For advisors anxious about that rapid growth and seemingly stiff competition, there are some ways you can position your firm to take advantage of robo-advisors' boom in assets when investors outgrow the simple advice they provide and begin looking for something more sophisticated.
"When you're talking about dealing with a robo-advisor, you can put in all your information and you can have your investments directed, but our advisors are telling us one of the things you can't do is you can't ask the why," Jeff Kelley, senior vice president and chief operating officer for EI, told ThinkAdvisor on Friday. "You can't go through discussions with your advisor as to what the rationale behind the decision making is and talk through the various situations in your life."
In the white paper, EI suggested six ways advisors can position their firms to be prepared to inherit assets from investors leaving their robo-advisor.
1. Provide access to alternative investments. Robo-advisors rely heavily on ETFs and indexed investing to provide automated services to clients. In addition to their hands-on expertise, traditional advisors also provide clients with "expanded asset classes that you really need an advisor to work your way into," Kelley said. "Those advisors that continue to focus on the newer asset classes that are gaining favor, they will always keep the advisor in that market and prevent them from ever becoming extinct."
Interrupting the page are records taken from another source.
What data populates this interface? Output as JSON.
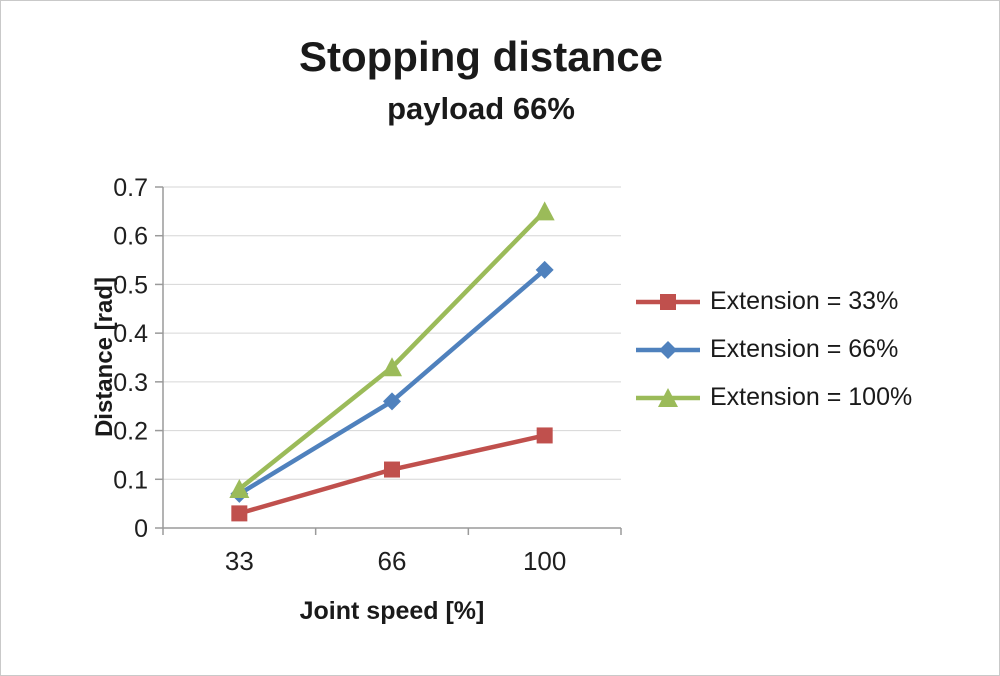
{
  "chart_data": {
    "type": "line",
    "title": "Stopping distance",
    "subtitle": "payload 66%",
    "xlabel": "Joint speed [%]",
    "ylabel": "Distance [rad]",
    "categories": [
      "33",
      "66",
      "100"
    ],
    "ylim": [
      0,
      0.7
    ],
    "ytick_step": 0.1,
    "grid": true,
    "legend_position": "right",
    "series": [
      {
        "name": "Extension = 33%",
        "values": [
          0.03,
          0.12,
          0.19
        ],
        "color": "#c0504d",
        "marker": "square"
      },
      {
        "name": "Extension = 66%",
        "values": [
          0.07,
          0.26,
          0.53
        ],
        "color": "#4f81bd",
        "marker": "diamond"
      },
      {
        "name": "Extension = 100%",
        "values": [
          0.08,
          0.33,
          0.65
        ],
        "color": "#9bbb59",
        "marker": "triangle"
      }
    ],
    "colors": {
      "gridline": "#d6d6d6",
      "axis": "#9a9a9a",
      "text": "#1f1f1f"
    }
  }
}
One example of newer assets classes quickly gaining favor is in liquid alts, which have grown 40% since 2008, according to Deutsche Bank, and are expected to grow another 44% by September 2015.
2. Remind flighty clients that robo-advisors are still being tested. A robo-advisor can build a portfolio for a client, "but then it misses that next step of logical thinking that takes the data and makes a decision based on the discussions with the client as opposed to just taking static information and creating a model and passing it back to you." When clients need more than just direction for their investments — like when volatility increases and they need help resisting the urge to bail out of the market — traditional advisors will be able to provide services that can't be automated.